- Full name: Dinara Davronbekovna Ravshanbekova
- Born: 25 September 1999 (age 26) Tashkent, Uzbekistan
- Height: 1.70 m (5 ft 7 in)

Gymnastics career
- Discipline: Rhythmic gymnastics
- Country represented: Uzbekistan
- Head coach: Yekaterina Pirozhkova
- Medal record
Rhythmic gymnastics
Representing Uzbekistan
Asian Championships
| Gold medal – first place | 2019 Pattaya | 5 balls |
| Gold medal – first place | 2019 Pattaya | 4 clubs + 3 hoops |
| Gold medal – first place | 2021 Tashkent | Group all-around |
| Gold medal – first place | 2021 Tashkent | 5 balls |
| Gold medal – first place | 2021 Tashkent | 4 clubs + 3 hoops |
| Silver medal – second place | 2017 Astana | 5 hoops |
| Silver medal – second place | 2019 Pattaya | Group all-around |

= Dinara Ravshanbekova =

Uzbekistani rhythmic gymnast (born 1999)

Dinara Davronbekovna Ravshanbekova (born 25 September 1999) is an Uzbekistani group rhythmic gymnast who represented Uzbekistan at the 2020 Summer Olympics. She also competed at the 2017, 2018, and 2019 World Rhythmic Gymnastics Championships.

== Career ==
Ravshanbekova began rhythmic gymnastics when she was six years old. She began competing internationally with the Uzbekistan national group in 2017.

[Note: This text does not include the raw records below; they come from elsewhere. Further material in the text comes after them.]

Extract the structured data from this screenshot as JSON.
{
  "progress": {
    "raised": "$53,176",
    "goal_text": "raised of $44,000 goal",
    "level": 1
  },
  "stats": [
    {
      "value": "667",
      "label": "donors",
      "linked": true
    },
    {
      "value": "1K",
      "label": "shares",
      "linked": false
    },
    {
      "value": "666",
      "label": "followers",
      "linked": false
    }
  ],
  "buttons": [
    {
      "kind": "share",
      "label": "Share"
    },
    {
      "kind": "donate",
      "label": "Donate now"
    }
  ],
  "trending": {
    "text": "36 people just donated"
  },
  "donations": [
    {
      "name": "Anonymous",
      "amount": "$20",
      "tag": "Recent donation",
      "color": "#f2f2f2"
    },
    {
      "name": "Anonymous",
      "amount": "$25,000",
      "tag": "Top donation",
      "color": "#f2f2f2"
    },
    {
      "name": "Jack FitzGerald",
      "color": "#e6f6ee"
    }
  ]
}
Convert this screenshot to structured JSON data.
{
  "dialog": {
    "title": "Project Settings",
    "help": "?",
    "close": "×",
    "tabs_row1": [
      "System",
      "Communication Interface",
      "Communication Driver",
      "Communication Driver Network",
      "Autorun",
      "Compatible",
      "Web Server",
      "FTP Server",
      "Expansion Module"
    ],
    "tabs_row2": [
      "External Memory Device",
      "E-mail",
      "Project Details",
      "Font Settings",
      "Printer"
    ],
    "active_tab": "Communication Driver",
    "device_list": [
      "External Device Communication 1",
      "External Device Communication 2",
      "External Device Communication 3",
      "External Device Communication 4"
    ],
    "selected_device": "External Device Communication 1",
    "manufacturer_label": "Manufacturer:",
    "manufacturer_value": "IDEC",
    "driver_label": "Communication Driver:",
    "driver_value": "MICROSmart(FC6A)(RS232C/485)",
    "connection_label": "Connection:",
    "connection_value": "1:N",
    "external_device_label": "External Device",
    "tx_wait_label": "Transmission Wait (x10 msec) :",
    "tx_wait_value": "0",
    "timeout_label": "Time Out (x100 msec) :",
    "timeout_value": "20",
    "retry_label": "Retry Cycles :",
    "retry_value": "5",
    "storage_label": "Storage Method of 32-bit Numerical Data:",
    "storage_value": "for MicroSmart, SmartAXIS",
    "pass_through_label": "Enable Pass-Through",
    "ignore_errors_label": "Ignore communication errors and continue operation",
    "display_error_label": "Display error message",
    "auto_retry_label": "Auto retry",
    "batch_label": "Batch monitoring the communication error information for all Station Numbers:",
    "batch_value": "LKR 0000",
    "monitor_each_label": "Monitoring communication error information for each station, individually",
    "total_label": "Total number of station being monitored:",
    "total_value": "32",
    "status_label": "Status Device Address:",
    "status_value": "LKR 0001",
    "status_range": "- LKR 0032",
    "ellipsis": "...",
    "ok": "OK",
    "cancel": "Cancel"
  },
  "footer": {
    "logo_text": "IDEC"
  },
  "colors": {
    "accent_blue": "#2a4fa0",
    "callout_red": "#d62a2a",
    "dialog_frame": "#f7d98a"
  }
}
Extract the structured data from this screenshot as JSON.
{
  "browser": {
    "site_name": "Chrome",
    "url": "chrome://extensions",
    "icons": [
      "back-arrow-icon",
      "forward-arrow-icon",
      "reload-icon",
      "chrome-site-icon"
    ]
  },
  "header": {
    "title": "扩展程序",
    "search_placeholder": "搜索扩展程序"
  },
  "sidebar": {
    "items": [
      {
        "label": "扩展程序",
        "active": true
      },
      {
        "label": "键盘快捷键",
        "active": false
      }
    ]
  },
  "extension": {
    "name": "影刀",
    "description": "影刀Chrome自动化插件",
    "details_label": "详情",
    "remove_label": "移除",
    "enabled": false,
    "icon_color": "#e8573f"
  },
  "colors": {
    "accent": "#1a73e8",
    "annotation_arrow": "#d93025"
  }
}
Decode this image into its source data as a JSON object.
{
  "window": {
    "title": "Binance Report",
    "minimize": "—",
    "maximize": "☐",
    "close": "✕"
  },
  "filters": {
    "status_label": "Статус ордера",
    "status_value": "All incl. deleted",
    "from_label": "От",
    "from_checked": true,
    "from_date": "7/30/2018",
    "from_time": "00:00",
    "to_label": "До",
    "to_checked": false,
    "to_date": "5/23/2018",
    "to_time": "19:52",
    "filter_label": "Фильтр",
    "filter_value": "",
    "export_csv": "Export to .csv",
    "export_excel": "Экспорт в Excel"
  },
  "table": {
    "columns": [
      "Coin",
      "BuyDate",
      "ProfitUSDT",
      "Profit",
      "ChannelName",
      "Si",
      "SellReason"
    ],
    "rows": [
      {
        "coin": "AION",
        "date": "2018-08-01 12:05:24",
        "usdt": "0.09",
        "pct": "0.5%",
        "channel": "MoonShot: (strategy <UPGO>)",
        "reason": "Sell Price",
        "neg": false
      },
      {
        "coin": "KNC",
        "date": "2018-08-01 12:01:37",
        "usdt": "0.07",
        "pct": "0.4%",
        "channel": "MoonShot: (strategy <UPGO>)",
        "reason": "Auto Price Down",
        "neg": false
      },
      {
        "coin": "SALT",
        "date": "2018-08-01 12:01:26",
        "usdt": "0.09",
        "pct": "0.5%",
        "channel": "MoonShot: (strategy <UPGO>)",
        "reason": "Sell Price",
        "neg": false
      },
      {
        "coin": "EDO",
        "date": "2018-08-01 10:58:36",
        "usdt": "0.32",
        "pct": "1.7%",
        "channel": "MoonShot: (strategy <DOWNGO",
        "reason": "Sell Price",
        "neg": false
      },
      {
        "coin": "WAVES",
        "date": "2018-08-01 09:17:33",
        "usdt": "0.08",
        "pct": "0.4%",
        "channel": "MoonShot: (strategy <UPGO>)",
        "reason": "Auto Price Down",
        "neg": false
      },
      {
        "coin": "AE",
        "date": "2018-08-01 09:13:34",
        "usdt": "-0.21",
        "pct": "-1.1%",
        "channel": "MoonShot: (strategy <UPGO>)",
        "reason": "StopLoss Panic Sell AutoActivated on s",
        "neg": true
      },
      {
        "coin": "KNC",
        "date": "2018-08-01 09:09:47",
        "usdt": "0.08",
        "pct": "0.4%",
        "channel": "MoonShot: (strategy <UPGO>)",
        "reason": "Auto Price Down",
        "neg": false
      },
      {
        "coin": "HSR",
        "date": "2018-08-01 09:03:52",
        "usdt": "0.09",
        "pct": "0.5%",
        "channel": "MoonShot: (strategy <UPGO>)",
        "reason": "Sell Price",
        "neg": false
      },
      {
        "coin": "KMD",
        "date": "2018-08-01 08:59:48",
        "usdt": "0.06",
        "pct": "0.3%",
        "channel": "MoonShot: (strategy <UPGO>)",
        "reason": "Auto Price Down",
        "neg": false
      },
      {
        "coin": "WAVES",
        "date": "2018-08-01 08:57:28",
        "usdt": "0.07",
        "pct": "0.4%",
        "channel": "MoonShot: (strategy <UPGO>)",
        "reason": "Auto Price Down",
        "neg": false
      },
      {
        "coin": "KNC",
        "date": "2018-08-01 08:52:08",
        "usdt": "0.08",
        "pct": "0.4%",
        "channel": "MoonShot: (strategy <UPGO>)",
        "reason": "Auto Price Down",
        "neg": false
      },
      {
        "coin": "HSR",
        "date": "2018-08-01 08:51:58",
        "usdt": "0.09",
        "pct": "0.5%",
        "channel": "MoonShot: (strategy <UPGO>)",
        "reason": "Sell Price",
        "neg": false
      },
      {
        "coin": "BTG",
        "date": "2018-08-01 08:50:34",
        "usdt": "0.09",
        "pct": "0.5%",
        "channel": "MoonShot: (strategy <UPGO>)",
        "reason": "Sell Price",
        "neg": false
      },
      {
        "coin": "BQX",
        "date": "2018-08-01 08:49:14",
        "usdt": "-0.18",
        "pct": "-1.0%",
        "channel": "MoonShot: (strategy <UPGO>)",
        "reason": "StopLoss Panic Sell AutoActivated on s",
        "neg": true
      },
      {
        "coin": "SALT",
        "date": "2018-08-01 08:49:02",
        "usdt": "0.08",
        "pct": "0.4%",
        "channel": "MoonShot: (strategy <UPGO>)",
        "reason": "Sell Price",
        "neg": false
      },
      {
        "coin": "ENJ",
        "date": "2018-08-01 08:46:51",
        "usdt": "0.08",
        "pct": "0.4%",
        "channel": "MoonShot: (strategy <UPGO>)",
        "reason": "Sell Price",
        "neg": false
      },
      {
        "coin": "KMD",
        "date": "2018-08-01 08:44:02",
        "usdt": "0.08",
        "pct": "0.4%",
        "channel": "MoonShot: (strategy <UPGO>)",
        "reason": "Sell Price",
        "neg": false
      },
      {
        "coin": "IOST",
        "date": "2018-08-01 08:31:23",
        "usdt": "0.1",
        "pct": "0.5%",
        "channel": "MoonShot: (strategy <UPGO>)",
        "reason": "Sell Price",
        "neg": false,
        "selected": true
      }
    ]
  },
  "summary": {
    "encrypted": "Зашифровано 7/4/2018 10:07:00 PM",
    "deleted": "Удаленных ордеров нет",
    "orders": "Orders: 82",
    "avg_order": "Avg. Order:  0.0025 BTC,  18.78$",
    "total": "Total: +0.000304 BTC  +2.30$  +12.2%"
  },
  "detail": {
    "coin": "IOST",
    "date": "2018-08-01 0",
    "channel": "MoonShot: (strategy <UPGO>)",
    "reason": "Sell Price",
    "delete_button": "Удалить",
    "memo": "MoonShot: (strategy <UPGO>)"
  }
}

Ravshanbekova helped Uzbekistan win the silver medal in the 5 balls final, behind Japan, at the 2017 Asian Championships, where they also finished fourth in the all-around. She competed at her first World Championships in 2017, and the group finished 10th in the all-around. Then at the 2018 World Championships, the group finished 17th in the all-around.

Ravshanbekova helped Uzbekistan win the group all-around silver medal at the 2019 Tashkent World Cup. Then at the 2019 Asian Championships, they won another group all-around silver medal, and they won both apparatus finals titles. At the 2019 World Championships, they finished 14th in the all-around and did not receive one of the available Olympic berths.

At the 2020 Moscow Grand Prix, Ravshanbekova and the group won bronze medals in both apparatus finals and placed fourth in the all-around. Then at the 2020 Tartu Grand Prix, they won the group all-around title and won silver medals in both apparatus finals. At the 2021 Moscow Grand Prix, she won a group all-around bronze medal, and the group also won a bronze medal in the 5 balls final. At the 2021 Tashkent World Cup, they won the group all-around gold medal. They also won gold in the 5 balls final and picked up a silver medal in the 3 hoops and 4 clubs final.

Ravshanbekova was part of the Uzbekistani group that won the all-around at the 2021 Asian Championships, where they also took home the gold in both the 5 balls and 4 clubs and 3 hoops finals. With this victory, Uzbekistan won the continental berth for the 2020 Summer Olympics. Before the Olympics, they competed at the Minsk World Challenge Cup and won the bronze medal in the all-around behind Israel and Bulgaria. At the 2021 Moscow World Challenge Cup, the group won the all-around bronze medal and silver medals in both apparatus finals.

At the 2020 Olympic Games, she competed alongside Kamola Irnazarova, Kseniia Aleksandrova, Sevara Safoeva, and Nilufar Shomuradova. They finished ninth in the qualification round for the group all-around and were the first reserve for the final.